Bagi Diaz, tak mudah menemukan spesies perempuan seperti Adinda di zaman sekarang. Seolah hanya satu di antara seribu. Oleh karenanya, tak sulit bagi Diaz untuk memantapkan hati dan memilih Adinda sebagai pasangan hidup. Diaz berpikir Adinda akan menjadi rekan yang tepat untuk sehidup sesurga.
Diaz tidak ingin menunda niat baik terlalu lama. Apalagi dia tahu Adinda tak menghendaki adanya komitmen sebelum pernikahan. Meski begitu bukan berarti mereka tak melewati proses sebelumnya. Hanya cukup dalam dua bulan melakukan taaruf, mereka pun sudah bisa memantapkan hati masing-masing.

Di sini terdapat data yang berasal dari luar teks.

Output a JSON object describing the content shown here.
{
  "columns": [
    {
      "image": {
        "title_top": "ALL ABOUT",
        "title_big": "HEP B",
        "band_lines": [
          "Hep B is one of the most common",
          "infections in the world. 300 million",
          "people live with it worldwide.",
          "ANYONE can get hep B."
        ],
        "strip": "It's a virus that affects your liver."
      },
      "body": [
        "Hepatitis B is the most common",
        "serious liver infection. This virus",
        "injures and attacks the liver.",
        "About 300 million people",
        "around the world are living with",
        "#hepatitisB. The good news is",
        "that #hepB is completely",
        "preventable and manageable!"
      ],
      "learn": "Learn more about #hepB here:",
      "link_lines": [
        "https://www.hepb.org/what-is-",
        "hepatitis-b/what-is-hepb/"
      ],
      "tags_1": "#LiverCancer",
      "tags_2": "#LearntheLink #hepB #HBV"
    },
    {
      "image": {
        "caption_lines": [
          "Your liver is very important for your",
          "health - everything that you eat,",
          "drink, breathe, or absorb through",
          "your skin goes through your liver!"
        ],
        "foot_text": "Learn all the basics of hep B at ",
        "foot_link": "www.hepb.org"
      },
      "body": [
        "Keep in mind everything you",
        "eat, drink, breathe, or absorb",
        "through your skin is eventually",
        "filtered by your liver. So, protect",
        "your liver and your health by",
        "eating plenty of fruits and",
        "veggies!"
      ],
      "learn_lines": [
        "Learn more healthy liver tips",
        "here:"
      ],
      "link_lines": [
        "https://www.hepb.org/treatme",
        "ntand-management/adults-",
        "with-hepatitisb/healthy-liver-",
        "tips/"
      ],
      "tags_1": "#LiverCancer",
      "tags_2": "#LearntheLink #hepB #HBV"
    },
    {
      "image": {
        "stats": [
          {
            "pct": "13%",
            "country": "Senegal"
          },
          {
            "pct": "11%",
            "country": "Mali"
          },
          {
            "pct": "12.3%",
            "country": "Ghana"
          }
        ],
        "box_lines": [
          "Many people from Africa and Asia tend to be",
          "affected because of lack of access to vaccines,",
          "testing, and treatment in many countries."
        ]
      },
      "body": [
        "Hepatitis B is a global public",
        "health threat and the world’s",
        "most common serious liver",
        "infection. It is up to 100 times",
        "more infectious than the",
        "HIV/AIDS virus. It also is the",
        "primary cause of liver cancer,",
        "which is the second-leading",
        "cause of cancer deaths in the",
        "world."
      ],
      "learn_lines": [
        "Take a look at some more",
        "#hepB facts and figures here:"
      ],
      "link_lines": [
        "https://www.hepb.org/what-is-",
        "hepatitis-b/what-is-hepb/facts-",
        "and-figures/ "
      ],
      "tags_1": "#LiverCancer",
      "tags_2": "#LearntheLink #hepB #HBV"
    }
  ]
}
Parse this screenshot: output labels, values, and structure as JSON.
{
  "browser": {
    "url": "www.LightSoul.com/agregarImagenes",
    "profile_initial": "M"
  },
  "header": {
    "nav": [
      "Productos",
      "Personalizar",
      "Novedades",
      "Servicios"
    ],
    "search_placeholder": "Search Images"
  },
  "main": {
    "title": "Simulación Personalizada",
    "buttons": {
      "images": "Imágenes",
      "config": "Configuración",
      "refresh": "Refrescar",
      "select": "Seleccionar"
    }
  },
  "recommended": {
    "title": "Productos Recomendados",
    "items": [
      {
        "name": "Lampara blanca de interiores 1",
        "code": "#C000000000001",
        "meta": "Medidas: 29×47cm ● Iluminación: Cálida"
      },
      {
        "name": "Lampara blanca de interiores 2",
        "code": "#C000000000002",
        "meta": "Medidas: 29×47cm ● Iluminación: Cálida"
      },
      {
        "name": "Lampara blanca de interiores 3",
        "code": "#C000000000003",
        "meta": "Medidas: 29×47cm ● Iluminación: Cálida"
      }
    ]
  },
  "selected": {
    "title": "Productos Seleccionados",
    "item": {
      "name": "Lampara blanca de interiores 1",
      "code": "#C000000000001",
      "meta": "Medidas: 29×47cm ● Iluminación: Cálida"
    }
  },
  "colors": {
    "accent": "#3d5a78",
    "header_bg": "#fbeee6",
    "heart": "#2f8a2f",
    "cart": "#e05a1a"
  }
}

Akhirnya hari itu, Diaz memutuskan untuk langsung melamar Adinda. Walau belum mendatangi orang tua secara resmi, tapi Diaz ingin mengetahui jawaban Adinda terlebih dahulu. Jika memang perempuan itu bersedia, maka dia akan langsung datang ke rumah Adinda dengan membawa serta tanggal pernikahan mereka.
“Berikan jawabanmu, Adinda. Jangan biarkan cincin ini menunggu jarimu terlalu lama,” tegur Diaz mengembalikan kesadaran Adinda yang sempat menerawang jauh mengingat kembali pertemuan mereka. Diaz masih dalam posisinya dengan tangan terulur menunjukkan sebuah kotak beludru berisi cincin yang dia suguhkan untuk gadis pujaan hatinya.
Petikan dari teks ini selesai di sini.